Be that as it may, from the humanitarian point of view, we must consider every human being, no matter to which religion he belongs, as a divine creation. It is the same God who created the Hindu also created a Muslim, a Christian, a Buddhist, a Sikh, a Jain and a Parsi. Then why minorities in the Islamic republics like Pakistan, Bangladesh and Afghanistan are persecuted? Who will make their political and religious leaders understand this universal truth? This is my despair. Why not our Opposition leaders persuade these Islamic countries to make their country Secular like India?
I have read in books and newspapers that many minority people from Muslim majority, theocratic countries, would love to get back to their roots — the town, city or village from where they were uprooted — if they are given a chance.
I was reading the autobiography of Kuldip Nayar, India’s well-known journalist, a former Member of the Parliament who was Indian High Commissioner to the UK during V.P. Singh’s Government. During Emergency he went to Jail. He was born in Sialkot (now in Pakistan) and educated at Lahore, also now in Pakistan. He later migrated to India with his parents and siblings, miraculously escaping from being killed. It is impossible for those who never faced such situations to imagine a real life situation like that.
My heart goes out to all those who were killed and to all those who are even today persecuted for religious reasons in Pakistan. The desire to get back to one’s birth place, the pull of the umbilical cord, is so strong that I have seen this when Field Marshal K.M. Cariappa, having spent more than 45 years outside Kodagu, coming back to Kodagu after retirement. There are many examples of this kind.
But, let me mention here about Kuldip Nayar’s father, Dr.

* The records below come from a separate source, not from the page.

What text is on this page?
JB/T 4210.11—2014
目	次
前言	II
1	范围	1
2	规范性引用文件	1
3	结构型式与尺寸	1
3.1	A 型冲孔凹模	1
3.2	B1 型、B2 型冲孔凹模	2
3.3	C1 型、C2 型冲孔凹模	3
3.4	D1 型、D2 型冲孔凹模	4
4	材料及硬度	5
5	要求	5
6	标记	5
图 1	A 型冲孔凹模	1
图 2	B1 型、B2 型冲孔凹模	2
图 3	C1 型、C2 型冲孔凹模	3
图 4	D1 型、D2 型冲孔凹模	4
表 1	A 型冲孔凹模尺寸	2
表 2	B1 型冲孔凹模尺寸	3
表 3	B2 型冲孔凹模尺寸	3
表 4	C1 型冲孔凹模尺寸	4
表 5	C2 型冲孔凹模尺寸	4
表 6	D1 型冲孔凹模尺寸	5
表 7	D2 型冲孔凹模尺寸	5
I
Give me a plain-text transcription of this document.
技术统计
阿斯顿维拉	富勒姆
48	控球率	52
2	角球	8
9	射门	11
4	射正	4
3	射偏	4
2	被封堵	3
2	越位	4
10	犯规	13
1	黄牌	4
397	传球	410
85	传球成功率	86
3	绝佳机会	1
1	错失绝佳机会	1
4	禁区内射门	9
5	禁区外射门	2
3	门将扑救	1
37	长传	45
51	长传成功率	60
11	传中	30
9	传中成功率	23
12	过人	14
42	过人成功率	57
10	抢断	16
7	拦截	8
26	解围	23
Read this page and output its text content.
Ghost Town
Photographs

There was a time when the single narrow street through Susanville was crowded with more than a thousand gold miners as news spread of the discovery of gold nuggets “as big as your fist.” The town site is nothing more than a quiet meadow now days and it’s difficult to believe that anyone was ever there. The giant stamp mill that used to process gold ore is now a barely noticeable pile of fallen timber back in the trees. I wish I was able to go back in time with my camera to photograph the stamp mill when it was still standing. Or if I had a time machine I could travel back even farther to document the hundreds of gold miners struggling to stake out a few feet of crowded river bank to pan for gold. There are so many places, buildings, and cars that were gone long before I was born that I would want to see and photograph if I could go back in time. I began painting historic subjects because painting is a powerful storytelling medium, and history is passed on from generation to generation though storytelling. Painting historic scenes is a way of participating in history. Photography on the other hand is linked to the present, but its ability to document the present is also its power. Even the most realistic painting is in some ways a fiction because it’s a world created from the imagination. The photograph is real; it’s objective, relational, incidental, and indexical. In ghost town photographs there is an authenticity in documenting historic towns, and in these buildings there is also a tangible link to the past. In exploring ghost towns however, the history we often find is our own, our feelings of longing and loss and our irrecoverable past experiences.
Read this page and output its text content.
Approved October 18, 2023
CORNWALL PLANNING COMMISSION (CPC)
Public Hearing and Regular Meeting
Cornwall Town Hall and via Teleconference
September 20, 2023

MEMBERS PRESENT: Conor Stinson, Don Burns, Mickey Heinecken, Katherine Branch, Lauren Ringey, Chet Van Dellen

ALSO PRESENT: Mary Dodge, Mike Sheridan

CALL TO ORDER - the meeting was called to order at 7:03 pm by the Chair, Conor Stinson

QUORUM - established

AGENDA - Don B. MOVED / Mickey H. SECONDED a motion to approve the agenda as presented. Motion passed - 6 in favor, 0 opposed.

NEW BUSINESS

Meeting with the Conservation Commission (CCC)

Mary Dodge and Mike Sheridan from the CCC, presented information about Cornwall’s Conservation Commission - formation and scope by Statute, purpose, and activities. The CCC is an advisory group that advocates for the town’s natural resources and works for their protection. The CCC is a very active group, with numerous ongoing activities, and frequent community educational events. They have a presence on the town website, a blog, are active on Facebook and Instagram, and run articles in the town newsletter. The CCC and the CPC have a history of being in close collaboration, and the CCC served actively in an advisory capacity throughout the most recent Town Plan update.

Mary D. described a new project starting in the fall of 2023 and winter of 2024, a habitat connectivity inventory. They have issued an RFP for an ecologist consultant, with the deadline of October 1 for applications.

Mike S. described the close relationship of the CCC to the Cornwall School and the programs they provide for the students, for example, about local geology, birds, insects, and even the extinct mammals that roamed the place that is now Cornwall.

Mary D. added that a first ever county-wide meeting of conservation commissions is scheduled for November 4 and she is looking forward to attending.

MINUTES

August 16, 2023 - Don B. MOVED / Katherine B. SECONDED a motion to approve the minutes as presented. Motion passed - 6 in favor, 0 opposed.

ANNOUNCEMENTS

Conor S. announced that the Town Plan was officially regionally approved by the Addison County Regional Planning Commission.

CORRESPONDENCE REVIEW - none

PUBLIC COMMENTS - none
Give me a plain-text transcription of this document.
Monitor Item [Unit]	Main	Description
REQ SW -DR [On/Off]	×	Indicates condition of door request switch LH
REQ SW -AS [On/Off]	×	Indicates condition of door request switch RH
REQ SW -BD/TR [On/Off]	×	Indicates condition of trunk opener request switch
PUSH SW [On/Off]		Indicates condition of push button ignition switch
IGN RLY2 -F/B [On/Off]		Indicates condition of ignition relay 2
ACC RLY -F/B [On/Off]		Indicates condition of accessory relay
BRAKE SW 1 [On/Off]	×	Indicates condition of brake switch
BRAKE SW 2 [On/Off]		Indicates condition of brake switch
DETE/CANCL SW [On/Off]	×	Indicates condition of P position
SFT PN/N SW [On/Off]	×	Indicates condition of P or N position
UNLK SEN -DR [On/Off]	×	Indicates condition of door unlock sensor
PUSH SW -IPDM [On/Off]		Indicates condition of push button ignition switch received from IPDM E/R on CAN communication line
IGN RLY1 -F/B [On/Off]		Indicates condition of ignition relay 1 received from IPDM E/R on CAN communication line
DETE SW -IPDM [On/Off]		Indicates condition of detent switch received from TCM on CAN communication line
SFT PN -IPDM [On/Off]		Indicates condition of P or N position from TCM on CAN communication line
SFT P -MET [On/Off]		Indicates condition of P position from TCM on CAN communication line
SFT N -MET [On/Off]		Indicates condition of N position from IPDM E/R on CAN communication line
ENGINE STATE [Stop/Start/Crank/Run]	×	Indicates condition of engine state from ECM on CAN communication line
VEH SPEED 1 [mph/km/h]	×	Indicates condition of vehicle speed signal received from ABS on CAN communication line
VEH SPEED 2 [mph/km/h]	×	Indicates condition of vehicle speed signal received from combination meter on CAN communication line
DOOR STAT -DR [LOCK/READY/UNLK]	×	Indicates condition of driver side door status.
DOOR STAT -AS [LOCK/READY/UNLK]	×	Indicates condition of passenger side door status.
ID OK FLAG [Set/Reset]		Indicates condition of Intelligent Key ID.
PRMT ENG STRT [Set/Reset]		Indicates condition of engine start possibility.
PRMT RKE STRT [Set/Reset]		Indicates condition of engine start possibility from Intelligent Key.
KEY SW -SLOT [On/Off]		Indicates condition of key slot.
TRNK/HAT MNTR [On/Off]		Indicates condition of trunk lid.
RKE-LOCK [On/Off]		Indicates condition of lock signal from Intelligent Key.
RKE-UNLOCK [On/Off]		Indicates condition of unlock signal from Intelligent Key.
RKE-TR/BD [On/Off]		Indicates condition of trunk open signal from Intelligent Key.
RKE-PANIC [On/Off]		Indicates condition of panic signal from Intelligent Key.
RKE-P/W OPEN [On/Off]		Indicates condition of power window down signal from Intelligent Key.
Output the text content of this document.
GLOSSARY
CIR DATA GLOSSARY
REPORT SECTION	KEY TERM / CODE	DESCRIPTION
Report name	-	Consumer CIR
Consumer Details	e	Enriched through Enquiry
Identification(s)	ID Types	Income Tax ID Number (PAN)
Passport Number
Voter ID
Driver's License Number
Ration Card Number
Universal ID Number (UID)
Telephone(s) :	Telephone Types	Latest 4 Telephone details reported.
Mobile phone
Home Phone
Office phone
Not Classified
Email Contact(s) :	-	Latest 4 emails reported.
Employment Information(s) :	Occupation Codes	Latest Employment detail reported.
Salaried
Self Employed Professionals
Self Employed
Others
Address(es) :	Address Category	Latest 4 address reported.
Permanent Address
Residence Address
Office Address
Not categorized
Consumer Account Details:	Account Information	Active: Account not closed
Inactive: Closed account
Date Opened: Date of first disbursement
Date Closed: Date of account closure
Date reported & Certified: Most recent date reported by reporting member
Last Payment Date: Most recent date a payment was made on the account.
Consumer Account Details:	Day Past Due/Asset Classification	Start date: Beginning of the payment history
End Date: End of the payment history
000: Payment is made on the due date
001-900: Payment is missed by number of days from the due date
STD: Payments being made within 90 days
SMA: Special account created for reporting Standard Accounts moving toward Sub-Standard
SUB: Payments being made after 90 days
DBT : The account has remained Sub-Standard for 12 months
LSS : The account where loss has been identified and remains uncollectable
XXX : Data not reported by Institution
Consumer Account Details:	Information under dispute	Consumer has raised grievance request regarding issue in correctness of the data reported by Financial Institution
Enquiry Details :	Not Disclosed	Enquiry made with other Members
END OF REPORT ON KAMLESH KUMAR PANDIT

Gurbaksh Singh Nayar who, sometime after partition, living in India with his children, was still longing to return to Sialkot.
In his autobiography, Kuldip Nayar writes that he took his father to Fida Hussain, Chief Secretary of Pakistan’s Punjab, who was visiting Delhi on official work. Fida Hussain was once Deputy Commissioner at Sialkot and knew Kuldip Nayar’s father Dr. Gurbaksh Singh Nayar who had been his family physician at that time.
When the subject matter of the meeting was broached, Fida Hussain was very frank and told him that “Pakistan’s policy was not to have any non-Muslims back.” That ended the matter. Kuldip Nayar’s father’s dream was shattered as he realised that there was no chance for him to go back to his birth place.
Kuldip Nayar writes in a very poignant manner, “Neither my father nor my mother were the same after having lost their home in Sialkot. They felt their life ended when they left their home.”
Well, should this happen because of a religion or religions? Is our religion bereft of humanity? A complex and inscrutable question. A Yaksha Prashna that even Dharmaraya may not be able to answer.